Mayfield’s battle is against the City of Vero Beach Electric Utility.
“This is nothing personal and I told the City Manager that it was not personal,” Mayfield said, describing her dealings with Jim Gabbard and other city officials as very cordial.
Rather than stirring the pot, Mayfield said she and her staff would much rather solve the problem and have conditions improve for their constituents.
“I think it is important to understand that our office sends out correspondence on a daily basis in response to inquiries made by my constituents. These inquiries are not just about the utility issue but also seek assistance with foreclosures, unemployment, consumer complaints, public assistance and other issues or problems constituents are experiencing,” Mayfield said. “In the month of December alone my office opened over 30 constituent cases which do not deal with the utilities.

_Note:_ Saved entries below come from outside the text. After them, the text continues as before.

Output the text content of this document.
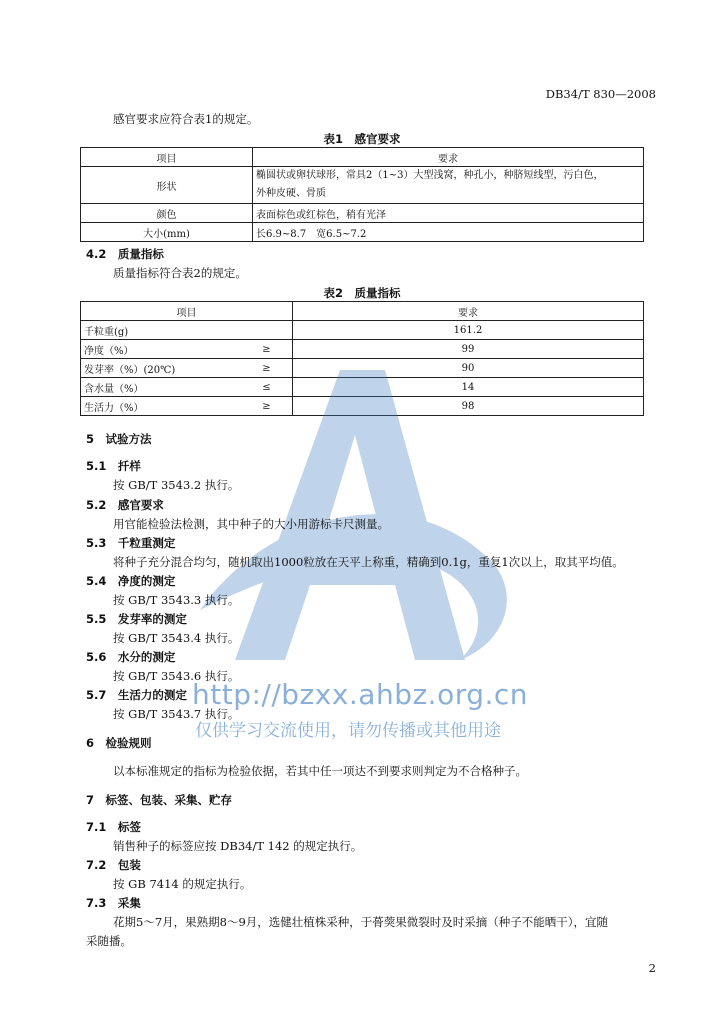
DB34/T 830—2008
感官要求应符合表1的规定。
表1　感官要求
项目	要求
形状	椭圆状或卵状球形，常具2（1~3）大型浅窝，种孔小，种脐短线型，污白色，
外种皮硬、骨质
颜色	表面棕色或红棕色，稍有光泽
大小(mm)	长6.9~8.7　宽6.5~7.2
4.2　质量指标
质量指标符合表2的规定。
表2　质量指标
项目		要求
千粒重(g)		161.2
净度（%）	≥	99
发芽率（%）(20℃)	≥	90
含水量（%）	≤	14
生活力（%）	≥	98
http://bzxx.ahbz.org.cn
仅供学习交流使用，请勿传播或其他用途
5　试验方法
5.1　扦样
按 GB/T 3543.2 执行。
5.2　感官要求
用官能检验法检测，其中种子的大小用游标卡尺测量。
5.3　千粒重测定
将种子充分混合均匀，随机取出1000粒放在天平上称重，精确到0.1g，重复1次以上，取其平均值。
5.4　净度的测定
按 GB/T 3543.3 执行。
5.5　发芽率的测定
按 GB/T 3543.4 执行。
5.6　水分的测定
按 GB/T 3543.6 执行。
5.7　生活力的测定
按 GB/T 3543.7 执行。
6　检验规则
以本标准规定的指标为检验依据，若其中任一项达不到要求则判定为不合格种子。
7　标签、包装、采集、贮存
7.1　标签
销售种子的标签应按 DB34/T 142 的规定执行。
7.2　包装
按 GB 7414 的规定执行。
7.3　采集
花期5～7月，果熟期8～9月，选健壮植株采种，于蓇葖果微裂时及时采摘（种子不能晒干），宜随
采随播。
2
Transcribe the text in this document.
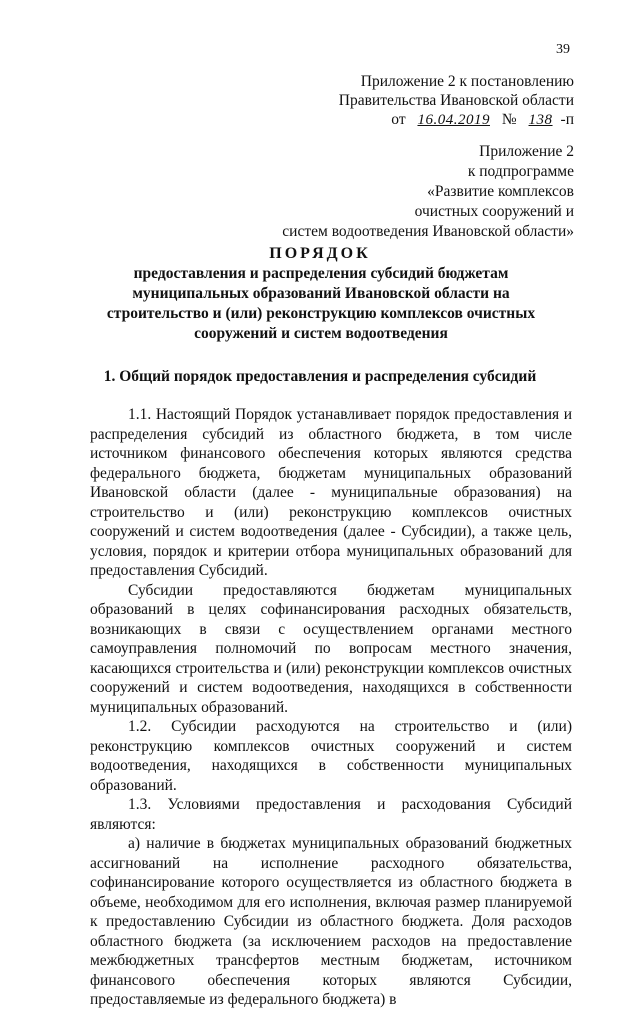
39
Приложение 2 к постановлению
Правительства Ивановской области
от 16.04.2019 № 138 -п
Приложение 2
к подпрограмме
«Развитие комплексов
очистных сооружений и
систем водоотведения Ивановской области»
ПОРЯДОК
предоставления и распределения субсидий бюджетам муниципальных образований Ивановской области на строительство и (или) реконструкцию комплексов очистных сооружений и систем водоотведения
1. Общий порядок предоставления и распределения субсидий

1.1. Настоящий Порядок устанавливает порядок предоставления и распределения субсидий из областного бюджета, в том числе источником финансового обеспечения которых являются средства федерального бюджета, бюджетам муниципальных образований Ивановской области (далее - муниципальные образования) на строительство и (или) реконструкцию комплексов очистных сооружений и систем водоотведения (далее - Субсидии), а также цель, условия, порядок и критерии отбора муниципальных образований для предоставления Субсидий.

Субсидии предоставляются бюджетам муниципальных образований в целях софинансирования расходных обязательств, возникающих в связи с осуществлением органами местного самоуправления полномочий по вопросам местного значения, касающихся строительства и (или) реконструкции комплексов очистных сооружений и систем водоотведения, находящихся в собственности муниципальных образований.

1.2. Субсидии расходуются на строительство и (или) реконструкцию комплексов очистных сооружений и систем водоотведения, находящихся в собственности муниципальных образований.

1.3. Условиями предоставления и расходования Субсидий являются:

а) наличие в бюджетах муниципальных образований бюджетных ассигнований на исполнение расходного обязательства, софинансирование которого осуществляется из областного бюджета в объеме, необходимом для его исполнения, включая размер планируемой к предоставлению Субсидии из областного бюджета. Доля расходов областного бюджета (за исключением расходов на предоставление межбюджетных трансфертов местным бюджетам, источником финансового обеспечения которых являются Субсидии, предоставляемые из федерального бюджета) в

“With that being said, the utility issue has dominated all other request for assistance this past year and has generated the most communication from constituents.”
There is no doubt that Mayfield has raised the ire of the City of Vero Beach by taking on the electric issue. Vice Mayor Abell even accused her of not being around very much.
“I am here as much as I need to be here, this is not a full-time job,” Mayfield said, pointing out that she also runs a business and holds down other employment to support her three sons. “As a representative, it’s my duty to be out in the community, not just in the office and I also do a lot of work from home.”
Mayfield has backed legislation “requiring that the city set rates that are fair, just and reasonable” and be governed under Florida’s regulator body, the Public Service Commission.
Under full regulation as a “public utility,” the city would need to justify its rates and revenue requirements to the PSC. Over time, this could jeopardize the practice of using millions of electric revenue dollars to pad the general fund and keep property taxes low for city residents.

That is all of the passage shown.